Der stellvertretende Hohenschönhausener Bezirksbürgermeister Rainer Hartmann (Bündnis 90) wollte vorgestern im Ausländerausschuß des Abgeordnetenhauses ein zentral gelegeneres Gebäude an der Konrad-Wolf-/Ecke Lichtenbergstraße als Alternative anbieten. Die CDU sorgte dafür, daß er gar nicht erst zu Wort kam.

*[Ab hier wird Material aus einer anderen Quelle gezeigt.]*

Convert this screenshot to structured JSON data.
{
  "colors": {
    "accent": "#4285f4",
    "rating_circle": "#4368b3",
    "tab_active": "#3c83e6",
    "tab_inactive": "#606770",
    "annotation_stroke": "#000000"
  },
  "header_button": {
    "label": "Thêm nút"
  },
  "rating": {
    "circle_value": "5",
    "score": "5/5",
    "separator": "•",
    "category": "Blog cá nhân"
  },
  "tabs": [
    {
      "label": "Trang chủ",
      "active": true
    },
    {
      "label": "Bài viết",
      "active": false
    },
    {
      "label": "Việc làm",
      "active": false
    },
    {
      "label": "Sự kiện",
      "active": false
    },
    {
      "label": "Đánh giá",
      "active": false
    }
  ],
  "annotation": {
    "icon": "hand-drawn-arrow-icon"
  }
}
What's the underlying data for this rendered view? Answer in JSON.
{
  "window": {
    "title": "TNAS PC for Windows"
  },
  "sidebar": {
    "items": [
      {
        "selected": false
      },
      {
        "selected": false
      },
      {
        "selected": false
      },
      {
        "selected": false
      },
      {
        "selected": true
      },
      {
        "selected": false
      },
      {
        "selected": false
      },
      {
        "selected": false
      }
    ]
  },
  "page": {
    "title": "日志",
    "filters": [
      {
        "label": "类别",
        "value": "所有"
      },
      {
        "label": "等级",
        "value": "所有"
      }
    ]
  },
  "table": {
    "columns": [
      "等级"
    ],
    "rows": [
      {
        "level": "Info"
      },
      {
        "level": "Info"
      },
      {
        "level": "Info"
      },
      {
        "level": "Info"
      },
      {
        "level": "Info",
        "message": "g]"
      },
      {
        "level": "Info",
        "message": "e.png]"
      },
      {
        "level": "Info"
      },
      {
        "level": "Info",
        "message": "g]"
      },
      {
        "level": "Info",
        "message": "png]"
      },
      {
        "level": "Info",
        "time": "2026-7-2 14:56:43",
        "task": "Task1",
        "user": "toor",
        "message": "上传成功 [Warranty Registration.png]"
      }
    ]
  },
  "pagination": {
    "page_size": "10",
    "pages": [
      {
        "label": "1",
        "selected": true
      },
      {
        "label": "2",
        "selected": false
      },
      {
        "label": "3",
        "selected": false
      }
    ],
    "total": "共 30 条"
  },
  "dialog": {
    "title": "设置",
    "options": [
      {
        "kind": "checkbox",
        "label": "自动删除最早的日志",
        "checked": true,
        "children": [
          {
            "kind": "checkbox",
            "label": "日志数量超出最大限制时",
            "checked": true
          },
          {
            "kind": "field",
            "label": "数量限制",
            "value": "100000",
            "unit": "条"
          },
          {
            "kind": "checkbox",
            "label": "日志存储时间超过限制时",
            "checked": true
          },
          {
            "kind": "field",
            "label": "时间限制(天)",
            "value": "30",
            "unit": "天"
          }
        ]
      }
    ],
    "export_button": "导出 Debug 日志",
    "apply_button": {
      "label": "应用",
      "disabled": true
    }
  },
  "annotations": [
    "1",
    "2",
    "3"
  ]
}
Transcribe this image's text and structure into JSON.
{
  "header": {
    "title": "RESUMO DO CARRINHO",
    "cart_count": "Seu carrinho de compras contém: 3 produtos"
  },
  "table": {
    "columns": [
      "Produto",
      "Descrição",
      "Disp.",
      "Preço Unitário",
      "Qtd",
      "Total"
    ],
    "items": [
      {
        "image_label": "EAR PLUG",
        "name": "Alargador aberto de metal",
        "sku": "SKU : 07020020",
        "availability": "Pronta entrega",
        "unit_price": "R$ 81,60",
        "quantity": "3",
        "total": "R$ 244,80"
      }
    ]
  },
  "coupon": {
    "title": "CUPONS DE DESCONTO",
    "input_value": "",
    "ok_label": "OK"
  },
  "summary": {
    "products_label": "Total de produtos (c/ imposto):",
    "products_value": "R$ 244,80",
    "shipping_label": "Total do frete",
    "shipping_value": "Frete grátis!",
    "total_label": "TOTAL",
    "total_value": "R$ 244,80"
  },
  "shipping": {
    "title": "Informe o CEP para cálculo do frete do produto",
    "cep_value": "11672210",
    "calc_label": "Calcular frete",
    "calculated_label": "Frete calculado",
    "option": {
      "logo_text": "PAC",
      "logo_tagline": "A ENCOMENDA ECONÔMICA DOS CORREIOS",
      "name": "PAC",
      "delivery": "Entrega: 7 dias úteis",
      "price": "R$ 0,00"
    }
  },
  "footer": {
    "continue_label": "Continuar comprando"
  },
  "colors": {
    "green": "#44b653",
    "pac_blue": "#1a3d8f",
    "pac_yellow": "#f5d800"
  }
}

Bislang war die am Tiergartener Friedrich Krause-Ufer gelegene Zentrale Meldestelle für alle Ausländer zuständig. Wegen des großen Andrangs und der menschenunwürdigen Zustände muß dringend Abhilfe geschaffen werden. Ausgerechnet den Asylbewerbern wird der lange Weg nach Hohenschönhausen zugemutet. Selbst der Leiter der Ausländerbehörde, Ulrich von Chamier, hält diese Lösung für alles andere als optimal, verwies aber darauf, daß es sich hier nur um ein Provisorium bis zum Inkrafttreten des Asylkompromisses im April 1993 handele. Trotz großer Bemühungen sei es nicht gelungen, ein anderes Gebäude zu finden, weil man von den Bezirken »überall nur Absagen« bekommen habe. »Auch meine Mitarbeiter steinigen mich deshalb«, gab von Chamier offen zu.

Die neue Meldestelle in einem fünfstöckigen Plattenbau der achtziger Jahre befindet sich auf einem ehemaligen Stasigelände, das von einer hohen Mauer und verwitterten Wachtürmen umgeben ist. Abgesehen von dem Nachbargebäude, in dem die Abteilung Umwelt und Volksbildung des Hohenschönhausener Bezirksamts untergebracht ist und einem Archiv des Grundbuchamts, stehen auf von Fernheizungsrohren durchzogenen Gelände nur heruntergekommene Baracken. Gegenüber vom großen Stahltor, durch das demnächst täglich bis zu 250 Asylbewerber zur Meldestelle kommen werden, befindet sich eine Einfamilienhaussiedlung. »Ich bin nicht gegen Ausländer, aber wenn sich solche Verhältnisse wie in Rostock abzeichnen, habe ich schon was dagegen.« Mit dieser Ansicht steht die Händlerin des gegenüberliegenden Blumengeschäfts nicht allein. Mit einer Meldestelle könne man vielleicht noch leben, »aber auf keinem Fall mit einem Heim.« 250 Meter weiter beginnt das neunstöckige Wohngebiet. Die Reaktionen auf die künftige Meldestelle reichen von »Uns stört das doch nicht, Rostock ist hier nicht möglich« (ein 64jähriger Rentner) bis zu verhaltener Empörung und Drohung: »Das kommt drauf an, wie die sich verhalten. Ich habe schon Angst, daß sie sich an den Kindern vergreifen«, meint eine Frau Mitte 30. Gerüchteweise will sie erfahren haben, daß »hier am kommenden Wochenende« gegen das nahegelegene Heim, in dem Vietnamesen, Jugoslawen und Mosambikaner wohnen, »ooch der Dampf abgeht«. Vier Mosambikaner an einem Imbiß erzählen von einem Landsmann, dem vor drei Monaten an der Bushaltestelle »alle Zähne« ausgeschlagen wurden. »Deutschland ist Deutschland. Heute kommen sie nicht und morgen kommen sie«, sagt einer.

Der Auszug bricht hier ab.